Posts Tagged ‘Statistics’

Statistical myopia, measures of unemployment and economic reporting

January 19, 2011 Leave a comment

Neil Davies

Today the ONS published a statistical bulletin of labour market statistics, which was widely reported as evidence of an increase in unemployment.  However, the executive summaries provided by the ONS did not include sufficient information about the precision of the statistics.  This led newspapers to report ‘changes’ in important features of the economy, such as the unemployment rate, that may in fact be due to chance.

Labour market statistics, provided by the ONS, are estimates, not exact measures.  The statistics are   calculated from surveys of thousands of people.  This means that the statistics are subject to sampling variation.  Therefore, if the ONS were to repeat their survey and calculate all their statistics on a different group of people we would not expect them to be the same.  The ONS provide estimates of the size of this variation in additional tables: they estimate the range in which their statistics would be expected in 95% of samples.  However, these ranges are not reported in the executive summaries, or in the much of the discussion of what the statistics show.  The findings of the ONS bulletins are faithfully reported to the public by newspapers, but unfortunately without a measure of sampling variability, it is not possible to tell if the level of unemployment has changed, or if the reported change is consistent with chance.

The summary of latest labour market statistical bulletin reports the following statistics, to which I have added confidence intervals using the measures of sampling variation provided by ONS later in the document:

  • The employment rate for those aged from 16 to 64 for the three months to November 2010 was 70.4 (70.0, 70.8) per cent, down 0.3 (0.0, 0.6) on the quarter.  The number of people in employment aged 16 and over fell by 69,000 (-62,000, 200,000) on the quarter to reach 29.09 (27.53, 30.64) million.
  • The unemployment rate for the three months to November 2010 was 7.9 (7.7, 8.1) per cent, up 0.2 (-0.1, 0.5) on the quarter.  The total number of unemployed people increased by 49,000 (-37,000, 135,000) over the quarter to reach 2.50 (2.42, 2.58) million.
  • There were 157,000 (137,000, 177,000) redundancies in the three months to November 2010, up 14,000 (-14,000, 42000) on the quarter.
  • The inactivity rate for those aged from 16 to 64 for the three months to November 2010 was 23.4 (23.1, 23.7) per cent, up 0.2 (-0.1, 0.5) on the quarter.  The number of economically inactive people aged from 16 to 64 increased by 89,000 (-26,000, 204,000) over the quarter to reach 9.37 (9.23, 9.50) million.

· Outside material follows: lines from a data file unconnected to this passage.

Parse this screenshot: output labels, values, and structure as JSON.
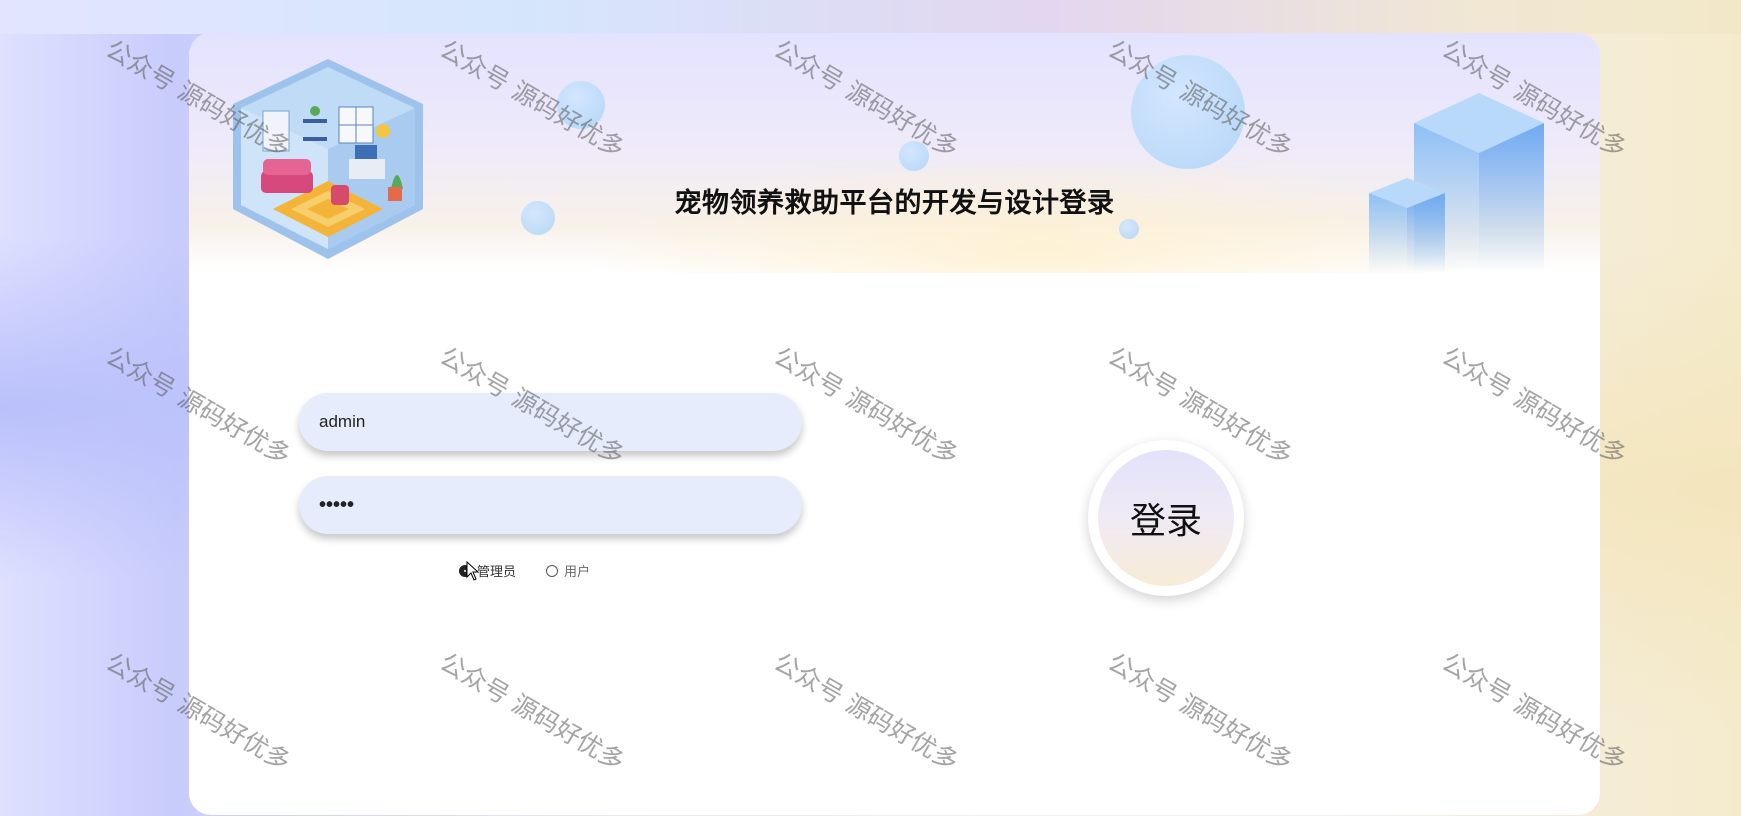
{
  "header": {
    "title": "宠物领养救助平台的开发与设计登录"
  },
  "form": {
    "username_value": "admin",
    "password_value": "•••••",
    "roles": [
      {
        "label": "管理员",
        "checked": true
      },
      {
        "label": "用户",
        "checked": false
      }
    ],
    "login_label": "登录"
  },
  "watermark": {
    "text": "公众号 源码好优多"
  },
  "icons": {
    "illustration": "isometric-room-illustration",
    "decoration": "isometric-towers-decoration",
    "cursor": "mouse-pointer-icon"
  },
  "colors": {
    "input_bg": "#e7ecfc",
    "card_bg": "#ffffff",
    "bubble": "#b4d8f9"
  }
}
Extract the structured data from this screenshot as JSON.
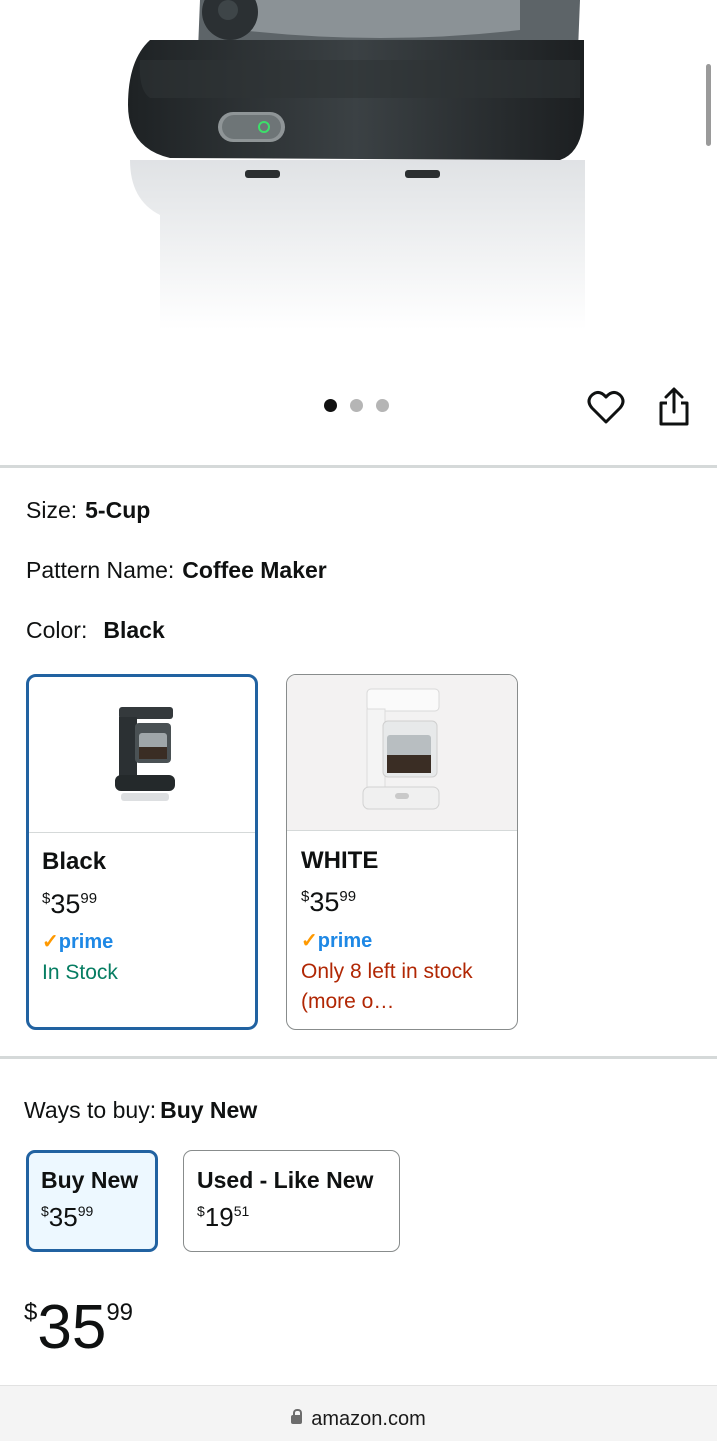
{
  "gallery": {
    "image_alt": "Black 5-Cup Coffee Maker",
    "dots": [
      true,
      false,
      false
    ],
    "icons": [
      "heart-icon",
      "share-icon"
    ]
  },
  "attributes": {
    "size_label": "Size:",
    "size_value": "5-Cup",
    "pattern_label": "Pattern Name:",
    "pattern_value": "Coffee Maker",
    "color_label": "Color:",
    "color_value": "Black"
  },
  "swatches": [
    {
      "name": "Black",
      "currency": "$",
      "price_whole": "35",
      "price_fraction": "99",
      "prime": "prime",
      "availability": "In Stock",
      "selected": true
    },
    {
      "name": "WHITE",
      "currency": "$",
      "price_whole": "35",
      "price_fraction": "99",
      "prime": "prime",
      "availability": "Only 8 left in stock (more o…",
      "selected": false
    }
  ],
  "ways_to_buy": {
    "label": "Ways to buy:",
    "value": "Buy New",
    "options": [
      {
        "label": "Buy New",
        "currency": "$",
        "price_whole": "35",
        "price_fraction": "99",
        "selected": true
      },
      {
        "label": "Used - Like New",
        "currency": "$",
        "price_whole": "19",
        "price_fraction": "51",
        "selected": false
      }
    ]
  },
  "price": {
    "currency": "$",
    "whole": "35",
    "fraction": "99"
  },
  "browser": {
    "url": "amazon.com"
  },
  "colors": {
    "accent": "#2162a1",
    "prime_blue": "#1e88e5",
    "in_stock": "#067d62",
    "low_stock": "#b12704",
    "prime_check": "#ff9900"
  }
}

There are 7 estimates of change in levels.  All seven of these changes are consistent with what might be expected from sampling variation, so the statistical bulletin provides no strong evidence of a quarter on quarter change in any of these statistics.  The statistical bulletin contains further statistics that report the change in employment in sub-groups of population, by age or by region.  Each of these sub-populations is smaller, and hence less precisely measured.  Therefore estimated changes in unemployment in sub-populations, such as youth unemployment, are more likely to be due to sampling variation.  However, we cannot know, as the sampling variation of these sub-populations are not provided by the ONS, so it is not possible to tell if these differences are important, or if they are just due to chance.

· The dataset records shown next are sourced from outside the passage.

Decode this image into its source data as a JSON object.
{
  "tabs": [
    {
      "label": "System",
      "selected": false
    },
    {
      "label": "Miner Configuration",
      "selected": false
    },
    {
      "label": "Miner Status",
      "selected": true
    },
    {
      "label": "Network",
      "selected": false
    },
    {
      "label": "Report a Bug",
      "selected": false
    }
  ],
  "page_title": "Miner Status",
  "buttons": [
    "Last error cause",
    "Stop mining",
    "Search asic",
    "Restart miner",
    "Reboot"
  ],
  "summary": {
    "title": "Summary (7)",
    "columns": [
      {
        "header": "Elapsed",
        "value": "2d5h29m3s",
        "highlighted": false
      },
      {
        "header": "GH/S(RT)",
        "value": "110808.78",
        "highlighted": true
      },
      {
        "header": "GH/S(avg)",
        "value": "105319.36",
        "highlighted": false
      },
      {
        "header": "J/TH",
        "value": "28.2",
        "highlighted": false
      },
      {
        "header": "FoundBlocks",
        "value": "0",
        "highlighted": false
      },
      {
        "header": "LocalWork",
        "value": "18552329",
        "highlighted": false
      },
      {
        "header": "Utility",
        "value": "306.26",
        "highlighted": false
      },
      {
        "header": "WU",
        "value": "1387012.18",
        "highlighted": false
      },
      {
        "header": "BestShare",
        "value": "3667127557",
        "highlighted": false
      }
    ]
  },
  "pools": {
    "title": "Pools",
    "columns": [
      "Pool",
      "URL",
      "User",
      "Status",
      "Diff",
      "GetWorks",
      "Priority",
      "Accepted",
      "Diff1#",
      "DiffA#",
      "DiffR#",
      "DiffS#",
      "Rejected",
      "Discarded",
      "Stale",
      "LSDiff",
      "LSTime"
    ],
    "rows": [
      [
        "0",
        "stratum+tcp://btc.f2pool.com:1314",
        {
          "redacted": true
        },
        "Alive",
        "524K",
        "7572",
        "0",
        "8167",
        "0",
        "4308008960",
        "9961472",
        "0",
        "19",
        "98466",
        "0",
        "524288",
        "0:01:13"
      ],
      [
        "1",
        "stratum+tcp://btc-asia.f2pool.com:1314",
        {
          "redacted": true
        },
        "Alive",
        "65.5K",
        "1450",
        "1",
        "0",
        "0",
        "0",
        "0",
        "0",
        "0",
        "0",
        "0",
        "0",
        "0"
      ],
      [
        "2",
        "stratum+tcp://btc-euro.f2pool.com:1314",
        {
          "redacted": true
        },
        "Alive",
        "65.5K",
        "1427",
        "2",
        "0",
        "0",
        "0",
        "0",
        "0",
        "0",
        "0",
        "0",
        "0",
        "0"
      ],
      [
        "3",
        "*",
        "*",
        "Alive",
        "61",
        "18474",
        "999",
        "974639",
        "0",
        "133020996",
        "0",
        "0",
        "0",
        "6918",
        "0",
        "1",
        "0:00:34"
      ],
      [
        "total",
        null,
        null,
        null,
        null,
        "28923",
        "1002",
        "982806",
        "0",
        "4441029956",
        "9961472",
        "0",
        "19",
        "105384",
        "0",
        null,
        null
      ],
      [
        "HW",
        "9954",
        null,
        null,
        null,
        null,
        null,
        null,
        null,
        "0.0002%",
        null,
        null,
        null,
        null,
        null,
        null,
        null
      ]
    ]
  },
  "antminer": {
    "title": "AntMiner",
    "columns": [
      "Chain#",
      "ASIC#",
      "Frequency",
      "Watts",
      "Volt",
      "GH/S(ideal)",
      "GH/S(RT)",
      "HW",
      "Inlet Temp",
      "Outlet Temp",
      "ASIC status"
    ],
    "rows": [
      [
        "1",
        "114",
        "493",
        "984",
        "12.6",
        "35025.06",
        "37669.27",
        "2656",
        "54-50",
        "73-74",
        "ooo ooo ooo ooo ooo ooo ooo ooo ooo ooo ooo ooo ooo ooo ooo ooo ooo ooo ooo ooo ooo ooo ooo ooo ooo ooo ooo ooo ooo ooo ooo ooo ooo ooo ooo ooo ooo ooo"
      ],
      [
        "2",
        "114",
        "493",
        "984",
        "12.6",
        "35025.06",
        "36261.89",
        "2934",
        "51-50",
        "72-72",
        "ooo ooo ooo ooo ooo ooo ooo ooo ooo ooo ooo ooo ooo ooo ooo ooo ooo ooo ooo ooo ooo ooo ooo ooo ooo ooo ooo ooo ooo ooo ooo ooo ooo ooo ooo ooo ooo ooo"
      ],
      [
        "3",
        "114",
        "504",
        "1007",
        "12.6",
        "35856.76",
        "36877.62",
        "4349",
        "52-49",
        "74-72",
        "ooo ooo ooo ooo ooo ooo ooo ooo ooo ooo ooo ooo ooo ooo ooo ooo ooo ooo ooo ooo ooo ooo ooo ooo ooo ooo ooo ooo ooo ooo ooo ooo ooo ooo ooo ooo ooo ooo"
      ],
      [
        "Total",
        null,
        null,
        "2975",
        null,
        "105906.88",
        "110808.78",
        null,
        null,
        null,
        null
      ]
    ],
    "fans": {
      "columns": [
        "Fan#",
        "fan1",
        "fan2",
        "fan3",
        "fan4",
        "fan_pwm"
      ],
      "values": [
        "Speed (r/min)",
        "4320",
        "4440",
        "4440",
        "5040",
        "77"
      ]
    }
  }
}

Understandably, given the executive summaries of the statistical releases, newspapers report that unemployment is rising, when the data do not support this.  This leads newspapers to miss the bigger story: unemployment is still very high after the recession, and there is little evidence of falls in employment.  The ONS could help by stating confidence intervals in their statistical bulletins to enable journalists to easily interpret whether the information in a report is consistent with chance, or if there is evidence of a genuine change.  We know long term measures of unemployment, for example annual measures, with much more precision, because we have larger samples, so if measures of precision were to be more widely reported then debates over the economy might be slightly less myopic.